Klyde dashed towards her, unceasingly affixed on the death of Laura. Yet again, he gave a merry chase. Through the skeletal thickets we scampered. We came to a small clearing, though thick canopy above shrouded the area in a veil of gloom. Klyde walked forward, hatched in hand, and gripped tight and ready strike at the first piece of foreign flesh he could acquire. The suspense grew as he crept forward. I could only hope that Laura weren’t actually here. Suddenly, he heard a crackle, and pounced like a tiger. He landed on nothing, and in distress, he punched the ground, bloodying my fist.

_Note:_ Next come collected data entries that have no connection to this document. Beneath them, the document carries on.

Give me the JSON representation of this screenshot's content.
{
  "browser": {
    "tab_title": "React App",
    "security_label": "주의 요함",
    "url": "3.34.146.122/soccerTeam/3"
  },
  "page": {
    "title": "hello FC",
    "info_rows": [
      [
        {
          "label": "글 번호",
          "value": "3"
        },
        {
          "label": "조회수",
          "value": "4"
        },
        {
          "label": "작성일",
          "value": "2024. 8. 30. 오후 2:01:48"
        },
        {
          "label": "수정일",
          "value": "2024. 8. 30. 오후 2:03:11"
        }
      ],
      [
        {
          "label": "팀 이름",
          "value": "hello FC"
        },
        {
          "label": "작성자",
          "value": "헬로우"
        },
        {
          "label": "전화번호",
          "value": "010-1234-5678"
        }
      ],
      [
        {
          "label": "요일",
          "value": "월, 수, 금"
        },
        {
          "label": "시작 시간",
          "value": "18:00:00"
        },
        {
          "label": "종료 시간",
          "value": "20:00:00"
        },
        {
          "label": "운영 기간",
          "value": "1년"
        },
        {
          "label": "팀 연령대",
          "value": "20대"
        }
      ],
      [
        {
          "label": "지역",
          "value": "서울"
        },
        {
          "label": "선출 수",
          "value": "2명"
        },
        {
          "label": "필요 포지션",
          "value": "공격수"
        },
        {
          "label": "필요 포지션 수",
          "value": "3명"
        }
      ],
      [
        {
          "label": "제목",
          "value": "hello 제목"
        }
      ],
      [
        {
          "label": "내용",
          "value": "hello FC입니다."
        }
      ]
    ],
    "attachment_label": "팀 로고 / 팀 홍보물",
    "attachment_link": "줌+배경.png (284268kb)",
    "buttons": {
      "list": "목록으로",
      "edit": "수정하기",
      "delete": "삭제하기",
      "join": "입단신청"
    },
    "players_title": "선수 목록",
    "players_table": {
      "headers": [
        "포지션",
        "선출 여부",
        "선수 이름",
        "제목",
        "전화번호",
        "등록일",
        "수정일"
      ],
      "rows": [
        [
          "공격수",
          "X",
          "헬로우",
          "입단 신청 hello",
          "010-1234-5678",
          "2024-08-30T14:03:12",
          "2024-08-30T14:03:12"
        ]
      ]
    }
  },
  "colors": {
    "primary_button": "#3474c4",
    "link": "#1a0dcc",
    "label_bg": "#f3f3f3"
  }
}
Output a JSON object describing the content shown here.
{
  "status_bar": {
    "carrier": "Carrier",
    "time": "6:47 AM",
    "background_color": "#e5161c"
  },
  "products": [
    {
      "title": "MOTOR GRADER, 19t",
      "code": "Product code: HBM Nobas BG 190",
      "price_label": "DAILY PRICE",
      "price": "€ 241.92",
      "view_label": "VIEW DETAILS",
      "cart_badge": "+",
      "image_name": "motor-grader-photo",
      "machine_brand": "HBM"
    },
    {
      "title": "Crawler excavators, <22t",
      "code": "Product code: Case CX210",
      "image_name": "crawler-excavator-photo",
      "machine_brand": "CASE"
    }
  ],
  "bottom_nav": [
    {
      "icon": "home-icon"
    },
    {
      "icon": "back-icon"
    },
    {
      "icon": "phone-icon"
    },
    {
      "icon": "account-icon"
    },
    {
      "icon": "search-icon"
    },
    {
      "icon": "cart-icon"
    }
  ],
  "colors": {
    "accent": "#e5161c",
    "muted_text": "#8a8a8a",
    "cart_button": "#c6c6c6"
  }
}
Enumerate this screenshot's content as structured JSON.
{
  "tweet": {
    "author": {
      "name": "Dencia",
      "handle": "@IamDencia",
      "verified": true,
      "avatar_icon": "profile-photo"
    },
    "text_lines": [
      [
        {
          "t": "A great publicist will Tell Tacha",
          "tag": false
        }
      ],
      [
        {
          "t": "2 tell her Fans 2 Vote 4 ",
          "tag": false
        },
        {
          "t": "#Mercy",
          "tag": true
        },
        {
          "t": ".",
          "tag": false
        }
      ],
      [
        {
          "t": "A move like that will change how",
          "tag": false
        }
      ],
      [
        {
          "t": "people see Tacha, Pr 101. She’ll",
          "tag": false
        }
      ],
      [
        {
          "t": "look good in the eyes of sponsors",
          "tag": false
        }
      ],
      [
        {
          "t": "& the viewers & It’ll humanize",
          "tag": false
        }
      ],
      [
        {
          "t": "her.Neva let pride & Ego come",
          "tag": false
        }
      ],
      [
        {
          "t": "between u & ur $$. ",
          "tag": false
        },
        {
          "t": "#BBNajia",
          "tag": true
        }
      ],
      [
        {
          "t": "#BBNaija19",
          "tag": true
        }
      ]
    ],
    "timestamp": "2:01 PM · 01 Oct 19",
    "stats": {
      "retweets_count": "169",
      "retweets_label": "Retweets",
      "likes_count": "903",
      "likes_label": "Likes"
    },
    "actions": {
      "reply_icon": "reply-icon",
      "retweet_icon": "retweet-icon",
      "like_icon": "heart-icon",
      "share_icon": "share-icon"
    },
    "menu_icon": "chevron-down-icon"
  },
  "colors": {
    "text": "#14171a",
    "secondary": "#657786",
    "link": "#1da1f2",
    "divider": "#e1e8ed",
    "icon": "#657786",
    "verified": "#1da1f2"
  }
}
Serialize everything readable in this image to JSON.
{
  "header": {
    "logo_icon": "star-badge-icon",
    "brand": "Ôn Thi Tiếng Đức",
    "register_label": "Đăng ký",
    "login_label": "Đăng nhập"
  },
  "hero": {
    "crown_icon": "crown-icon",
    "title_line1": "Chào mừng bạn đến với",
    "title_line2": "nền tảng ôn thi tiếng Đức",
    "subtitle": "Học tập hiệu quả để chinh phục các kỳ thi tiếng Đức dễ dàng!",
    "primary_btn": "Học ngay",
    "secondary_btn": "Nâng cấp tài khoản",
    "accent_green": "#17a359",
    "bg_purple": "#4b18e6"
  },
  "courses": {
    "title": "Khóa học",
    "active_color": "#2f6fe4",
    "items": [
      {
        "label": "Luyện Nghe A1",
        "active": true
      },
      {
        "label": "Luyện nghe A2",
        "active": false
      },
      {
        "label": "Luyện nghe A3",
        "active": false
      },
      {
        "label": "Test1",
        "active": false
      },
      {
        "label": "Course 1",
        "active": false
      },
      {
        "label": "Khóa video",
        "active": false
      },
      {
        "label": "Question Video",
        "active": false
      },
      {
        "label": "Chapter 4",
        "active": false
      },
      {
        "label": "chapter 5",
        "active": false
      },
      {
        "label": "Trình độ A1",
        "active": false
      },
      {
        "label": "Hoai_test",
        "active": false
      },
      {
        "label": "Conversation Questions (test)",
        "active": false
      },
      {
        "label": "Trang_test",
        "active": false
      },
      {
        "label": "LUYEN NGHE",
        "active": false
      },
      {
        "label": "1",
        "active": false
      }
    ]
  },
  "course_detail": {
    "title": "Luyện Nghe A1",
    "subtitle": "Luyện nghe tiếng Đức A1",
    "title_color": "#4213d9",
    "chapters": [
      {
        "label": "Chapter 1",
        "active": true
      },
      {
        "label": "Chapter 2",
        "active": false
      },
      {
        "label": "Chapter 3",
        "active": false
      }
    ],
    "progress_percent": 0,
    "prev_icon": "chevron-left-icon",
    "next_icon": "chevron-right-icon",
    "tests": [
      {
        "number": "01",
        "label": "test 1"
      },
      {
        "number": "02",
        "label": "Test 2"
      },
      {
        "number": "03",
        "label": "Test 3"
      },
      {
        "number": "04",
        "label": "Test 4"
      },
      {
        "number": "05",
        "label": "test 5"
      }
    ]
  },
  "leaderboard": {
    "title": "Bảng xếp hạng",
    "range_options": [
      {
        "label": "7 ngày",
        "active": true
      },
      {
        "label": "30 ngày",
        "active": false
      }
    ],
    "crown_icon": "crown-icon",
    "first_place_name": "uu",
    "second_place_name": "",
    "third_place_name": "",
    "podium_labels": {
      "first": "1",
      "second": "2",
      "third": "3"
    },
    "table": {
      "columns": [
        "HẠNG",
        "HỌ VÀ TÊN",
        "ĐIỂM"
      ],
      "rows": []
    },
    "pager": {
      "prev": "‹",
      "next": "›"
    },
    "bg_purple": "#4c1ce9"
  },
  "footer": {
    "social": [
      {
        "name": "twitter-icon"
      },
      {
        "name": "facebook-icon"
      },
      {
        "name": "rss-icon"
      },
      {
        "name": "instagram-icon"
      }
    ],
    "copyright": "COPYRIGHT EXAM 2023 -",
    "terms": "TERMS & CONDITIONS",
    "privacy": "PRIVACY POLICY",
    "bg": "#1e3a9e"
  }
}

He got up and turned around, looking up the hill towards my cave, my home, my sanctuary, and my shelter. It nursed me as its own kin, and cared for me in my time of need. The ever-engulfing maw flowed a river of black down the hill. Above Shelter Cave loomed the lunar sun, eviscerated by the cadaverous branches, suddenly emerging from a passing cloud. The river suddenly lit up in midnight blue, revealing the trees ahead and all around, revealing myself, and revealing the blonde-haired, hazel-eyed girl behind me. Suddenly, a blunt force came into contact with my skull, and I fell. The darkness engulfed my sight and hearing like a black corruption branching into my vision. It had all went black before I had hit the ground, and the last thing that came into my head was an eerie farewell, said by a voice all-too familiar; Klyde’s.
Whether it was an apology, or a curse, the fact is he is gone, and I can now sleep. I send my deepest wishes to Laura, and I hope she is rescued. Whether she will or not is not within my knowledge, but I’m sure Shelter Hill shall keep her safe, as it did for me. For now, I lie within the otherworld. There I can only hope, I can only watch, but at least I can finally rest.